I’m nauseated by those who turn every buzz of celebrity gossip into a full-fledged electrocution, destroying reputations long before the dust has settled, much less the facts. Tressel’s fall from grace is nothing to celebrate or to employ as an attention-grabbing topic, so I want to steer clear of that here. Yet there’s enough preliminary information to warrant preliminary comment.
A professing Christian nicknamed “The Senator” for his unflappable and dignified demeanor, Tressel was known for his values, his sweater vest, and his winning percentage. But in the aftermath of his long-coming resignation, the sporting news world has been splashed with stereotypically sardonic headlines like “The Sweater Unraveled” and “Empty Vest.”
Tressel’s name, once synonymous with dignity, discipline, and integrity, has joined the ranks of cheap punch lines tossed around by sportswriters. If “a good name is to be chosen rather than great riches” and if “favor is better than silver or gold” (Proverbs 22:1), then Tressel has lost a fortune.
But when an apparently good man falls — especially a revered man who was revered for many of the right things — he’s not the only one who loses.
We all lose. We lose a little bit more of our willingness to trust. We lose a little bit of respect for those who still appear as Tressel appeared before he came toppling down. We lose a little bit of the listening ear that we typically give to those whose reputations are sterling and proven and who (we think?) practice what they preach. And what do we gain? We take yet another small dose of that great necessary evil of suspicion. We start to think and talk in terms of “appearances,” because it seems like all we have left. We wonder — is everyone fake? Who can know anymore?
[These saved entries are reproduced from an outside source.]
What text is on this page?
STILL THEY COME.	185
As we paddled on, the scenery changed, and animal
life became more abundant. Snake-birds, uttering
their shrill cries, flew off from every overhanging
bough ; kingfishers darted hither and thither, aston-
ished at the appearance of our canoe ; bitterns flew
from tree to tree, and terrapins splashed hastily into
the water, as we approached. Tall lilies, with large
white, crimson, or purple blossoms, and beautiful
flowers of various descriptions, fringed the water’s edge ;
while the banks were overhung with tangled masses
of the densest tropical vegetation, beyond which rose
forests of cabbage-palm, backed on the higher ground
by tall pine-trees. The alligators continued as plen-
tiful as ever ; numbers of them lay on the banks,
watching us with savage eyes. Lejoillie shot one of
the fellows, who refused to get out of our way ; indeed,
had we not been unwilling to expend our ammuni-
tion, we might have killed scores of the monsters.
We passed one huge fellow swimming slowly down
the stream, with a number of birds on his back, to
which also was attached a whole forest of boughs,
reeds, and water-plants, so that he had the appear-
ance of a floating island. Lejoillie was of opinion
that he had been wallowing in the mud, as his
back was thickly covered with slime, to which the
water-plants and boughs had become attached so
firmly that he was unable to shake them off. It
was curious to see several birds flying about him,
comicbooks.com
Isn’t this how it works? Doesn’t every ballplayer’s admission of performance-enhancing drugs increase your fear that the steady Jeter or the iconic Pujols could be next in line? Doesn’t the moral implosion of Tiger Woods make you ask questions about all those gentlemanly golfers who seem so self-controlled as they stroll through Augusta National? Doesn’t the Memorial Day gloom hanging over Buckeye Nation make you ask if your alma mater might be the next high-powered institution splashed across the headlines later this year?
Hypocrisy forces us to wonder — about everyone.
I have an old boss who attended a well-known conservative Christian college in Ohio. Earlier this year he was telling me about how Tressel would come and speak to the students there. The Senator received a hero’s welcome everywhere he went. He was the picture of responsibility, a walking definition of integrity.
What do those students and alumni think now? And what do they now have to wonder about all the other visiting speakers that arrive preaching Scripture and teaching leadership and urging integrity? Shouldn’t the students wonder? Wouldn’t they be foolish not to?
And so the devil, that great accuser of the brethren and architect of suspicion, gains a foothold. Wondering becomes wisdom. Suspicion becomes sensible. But trust? Trust is now foolish, because integrity appears impossible.
Long ago Paul warned his protege Timothy about the secret sins of leaders and would-be leaders: “The sins of some men are conspicuous, going before them to judgment, but the sins of others appear later” (1 Timothy 5:24).
These are sobering words.
Increasingly, I fear my sinful desires and dangerous habits and deceptive weaknesses not just because of what they are but what they might become. Though I can say before God that I have no hidden life of shame, plenty about my hidden life shames me. Thoughts, ambitions, patterns, ruts. I must fight to be pure, to be holy, to be whole.
As Shakespeare wrote in Hamlet:
Diseases desperate grown,
By desperate appliance are relieved,
Or not at all.
Protected from the sword of the Word, hardened against the inquisition of the Spirit, hiding in the recesses of self-deception, sin blossoms and flourishes and then builds fortresses to protect its evil garden until the fruit is ripe. Woe to the man who fails to make war before the harvest.
Coach Tressel was a great guy. I loved him like a father and there is always going to be a bond between me and him that no man can break. I’m not sure that he was actually a Christian though as you claim. He used profanity openly in practice and games. What do you think about that?
Thoughtful and insightful Gunner. I am currently looking into whether a man who falls into immorality can be restored to a teaching/preaching ministry. This blog post may be your answer to that but do you have any other thoughts or know any good resources on that issue? Thanks. Keep going brother.